Just days after the United Automobile Workers Union (UAW) approved a new contract with Fiat Chrysler Automobile, the union is playing hardball to secure another new contract with General Motors (GM). On Saturday, the UAW union set a deadline of Sunday night (tonight) for GM to agree to a new four-year contract. The union primarily seeks compensation for concessions that it made in recent years to help GM survive bankruptcy during the bailout. Although the New York Times reports that negotiations between the two parties have intensified over the last few days, the impending expiration date of the workers’ current contract (tonight at 11:59 pm) certainly raises the prospect of a strike. The Wall Street Journal reports that after the union has completed negotiations with GM, it will next focus its efforts on negotiations with Ford — negotiations that may be colored by the considerable increase in profits that Ford has recently experienced.
The Washington Post highlights that despite efforts in this country to ensure that disabled people are able to return to and maintain employment, massive barriers still remain. Surprisingly, one of the largest barriers is the social security disability program that we currently have in place. Although intended to be a social safety net, the program in fact complicates working for those who endure the administratively-burdensome process of obtaining disability insurance and medicaid.
For starters, the actual benefits provided by the program are not enough — the average recipient is given just $1,200/month, placing them near the poverty line. But perhaps worse is that disabled workers who return to work can quickly lose all of the medical assistance provided by the program if they begin earning a certain amount of money.
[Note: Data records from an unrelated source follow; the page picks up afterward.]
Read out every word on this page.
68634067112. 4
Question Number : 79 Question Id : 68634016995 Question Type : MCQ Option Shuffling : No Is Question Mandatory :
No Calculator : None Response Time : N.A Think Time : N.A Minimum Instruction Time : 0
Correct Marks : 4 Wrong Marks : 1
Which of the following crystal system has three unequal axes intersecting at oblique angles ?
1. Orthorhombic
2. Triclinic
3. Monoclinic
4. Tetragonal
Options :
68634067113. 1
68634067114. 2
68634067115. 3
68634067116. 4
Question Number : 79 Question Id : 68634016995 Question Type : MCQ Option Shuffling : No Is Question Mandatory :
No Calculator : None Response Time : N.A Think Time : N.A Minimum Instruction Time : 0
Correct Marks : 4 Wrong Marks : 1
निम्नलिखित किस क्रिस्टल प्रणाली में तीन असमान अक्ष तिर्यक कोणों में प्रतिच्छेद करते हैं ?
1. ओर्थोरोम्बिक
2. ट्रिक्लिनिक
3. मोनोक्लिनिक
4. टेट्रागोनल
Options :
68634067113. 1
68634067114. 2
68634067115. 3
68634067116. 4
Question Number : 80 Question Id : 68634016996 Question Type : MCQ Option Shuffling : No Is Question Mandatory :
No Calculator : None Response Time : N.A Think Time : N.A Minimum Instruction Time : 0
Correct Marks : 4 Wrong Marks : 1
Thus, workers’ concerns over losing much-needed assistance if they make too much money discourages them from full participation in the workforce. This intuition is backed by statistics — the labor-force participation rate for work-limited disabled people has decreased much more quickly than that of the general population. In fact, so many people are on the government’s payroll that, absent changes, the federal government’s disability fund is projected to be out of money by the end of 2017.
Finally, a New York Times piece mused about how changes in job titles have mirrored changes in the employment sphere. As employment has grown more fragmented, entrepreneurial, and digital, popular job titles have also began to reflect a shift away from traditional roles. Particularly prevalent in the start-up world, a search across LinkedIn revealed substantial numbers of people with untraditional job titles such as “culture influencer,” “brand architect,” and “professional evangelist.” One expert suggests that these changing titles suggest very real changes in the operation of businesses as well as a real need to continue to reimagine traditional employment roles for those in creative, management-focused positions.